IN MACHIAVELLI LA CONCEZIONE DELLA POLITICA PUO' ESSERE DEFINITA "LAICA"?

Si sbaglia a voler definire "laica" la politologia del Machiavelli solo perché non la faceva dipendere da un'etica religiosa. A parte il fatto che gli stessi pontefici, che pur la facevano dipendere da tale etica, conducevano una politica tutt'altro che "religiosa" (nel senso del cristianesimo antico, pre-teodosiano, o neotestamentario), essendo il loro Principato uno come tanti altri di quel tempo; sicché la differenza tra il Machiavelli e la chiesa romana al massimo starebbe in questo, che mentre il papato faceva dipendere la propria politica dalla religione (da un tipo di religione fortemente politicizzata) in maniera istituzionale, diretta, formale, il Machiavelli invece (e, prima di lui, il Boccaccio nell'ambito della vita privata) aveva eliminato, con maggiore coerenza, ogni riferimento normativo all'ideologia religiosa (al punto che se, in questo campo, avesse dovuto scegliere, avrebbe optato per il paganesimo greco-romano), ritenendo la religione cristiana in generale un'aberrazione in mano al clero e un avvilimento in mano al popolo, che poteva sperare di migliorare la propria condizione solo nell'aldilà; benché, beninteso, egli non disdegnasse affatto un uso strumentale della religione per fini politici, così come appunto facevano i Romani antichi col paganesimo, ma anche i sovrani francesi al tempo della cattività avignonese.

A parte insomma tutto questo, va detto che Machiavelli sostanzialmente era un ateo, ma siccome anzitutto si sentiva un politico (avendo militato negli organi comunali per un quindicennio), non aveva difficoltà ad accettare, col suo culto assoluto dello Stato (1), tutto ciò che poteva servire a rafforzare il potere di tale istituzione, per cui la religio come instrumentum regni andava bene tanto quanto la milizia.

Ma il problema è un altro. Se si definisce "laica" la politicità del Machiavelli, si finisce col credere che "laicità" voglia dire assenza di qualunque riferimento normativo non solo di tipo religioso, ma anche di tipo etico, e questo una concezione laica della vita in generale e della politica in particolare non dovrebbe accettarlo.
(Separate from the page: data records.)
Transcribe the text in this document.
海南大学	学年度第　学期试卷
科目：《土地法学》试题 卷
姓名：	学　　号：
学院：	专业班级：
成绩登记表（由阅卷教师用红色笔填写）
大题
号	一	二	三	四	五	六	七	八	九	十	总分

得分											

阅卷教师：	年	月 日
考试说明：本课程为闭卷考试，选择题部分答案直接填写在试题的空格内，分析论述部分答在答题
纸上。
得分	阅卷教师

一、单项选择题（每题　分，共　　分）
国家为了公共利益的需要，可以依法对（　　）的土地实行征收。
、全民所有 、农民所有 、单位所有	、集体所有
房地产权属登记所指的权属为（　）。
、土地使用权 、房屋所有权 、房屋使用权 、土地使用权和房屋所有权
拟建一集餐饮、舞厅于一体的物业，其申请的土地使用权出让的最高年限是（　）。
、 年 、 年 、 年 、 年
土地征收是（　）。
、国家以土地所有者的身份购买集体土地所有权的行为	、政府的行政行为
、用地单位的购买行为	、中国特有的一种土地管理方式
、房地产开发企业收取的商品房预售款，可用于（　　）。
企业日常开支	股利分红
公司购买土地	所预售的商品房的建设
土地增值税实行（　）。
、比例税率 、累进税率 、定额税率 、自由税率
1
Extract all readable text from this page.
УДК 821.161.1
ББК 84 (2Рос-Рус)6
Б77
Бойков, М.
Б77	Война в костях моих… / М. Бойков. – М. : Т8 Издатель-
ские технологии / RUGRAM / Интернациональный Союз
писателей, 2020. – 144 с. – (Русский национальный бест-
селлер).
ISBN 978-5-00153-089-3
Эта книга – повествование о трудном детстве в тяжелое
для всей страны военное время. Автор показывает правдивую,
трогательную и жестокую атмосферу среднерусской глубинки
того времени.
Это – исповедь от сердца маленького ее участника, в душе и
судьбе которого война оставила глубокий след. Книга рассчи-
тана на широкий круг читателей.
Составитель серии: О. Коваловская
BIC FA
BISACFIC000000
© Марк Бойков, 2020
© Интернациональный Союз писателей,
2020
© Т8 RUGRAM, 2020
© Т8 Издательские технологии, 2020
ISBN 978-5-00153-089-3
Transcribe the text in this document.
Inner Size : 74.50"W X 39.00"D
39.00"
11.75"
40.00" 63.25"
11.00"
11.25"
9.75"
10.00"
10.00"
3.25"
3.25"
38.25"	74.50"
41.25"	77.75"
Una politica priva di etica umanistica è, di per sé, dal punto di vista laico, un abuso di potere, una visione deformata dell'uso del bene comune, una concezione arbitraria dello Stato, a meno che non si voglia sostenere che una "qualunque" concezione dello Stato sia un "arbitrio".

In ogni caso se si vuole sostenere che, nell'ambito della borghesia cinquecentesca (ma in Italia si dovrebbe risalire a vari secoli prima), si voleva affermare una concezione dello Stato svincolata e dai poteri religiosi e, nel contempo, da una qualsivoglia morale (religiosa o laica che fosse), allora si può tranquillamente affermare che Machiavelli rappresenta l'espressione più lucida e coerente di tale borghesia.

Egli, in sostanza, ebbe il coraggio di dire ciò che la stessa borghesia difficilmente avrebbe ammesso in pubblico, in quanto si sarebbe attirata le ire della chiesa, senza ottenere, in contropartita, alcun consenso popolare. Ma che la borghesia, privatamente, la pensasse come lui e che le critiche che gli vennero mosse furono, in soldoni, un puro e semplice gioco delle parti, è appunto dimostrato dal fatto che in quest'ultimo mezzo millennio è passata chiaramente la sua concezione della politica, e non solo in Italia, ma in tutti i paesi che hanno abbracciato le idee della rivoluzione borghese, e soprattutto in quelli dove il centralismo statale s'è maggiormente sviluppato (fatta salva la grande corruzione che attanaglia tutti quei politici professionisti al servizio del sistema economico, che lui certo non avrebbe approvato).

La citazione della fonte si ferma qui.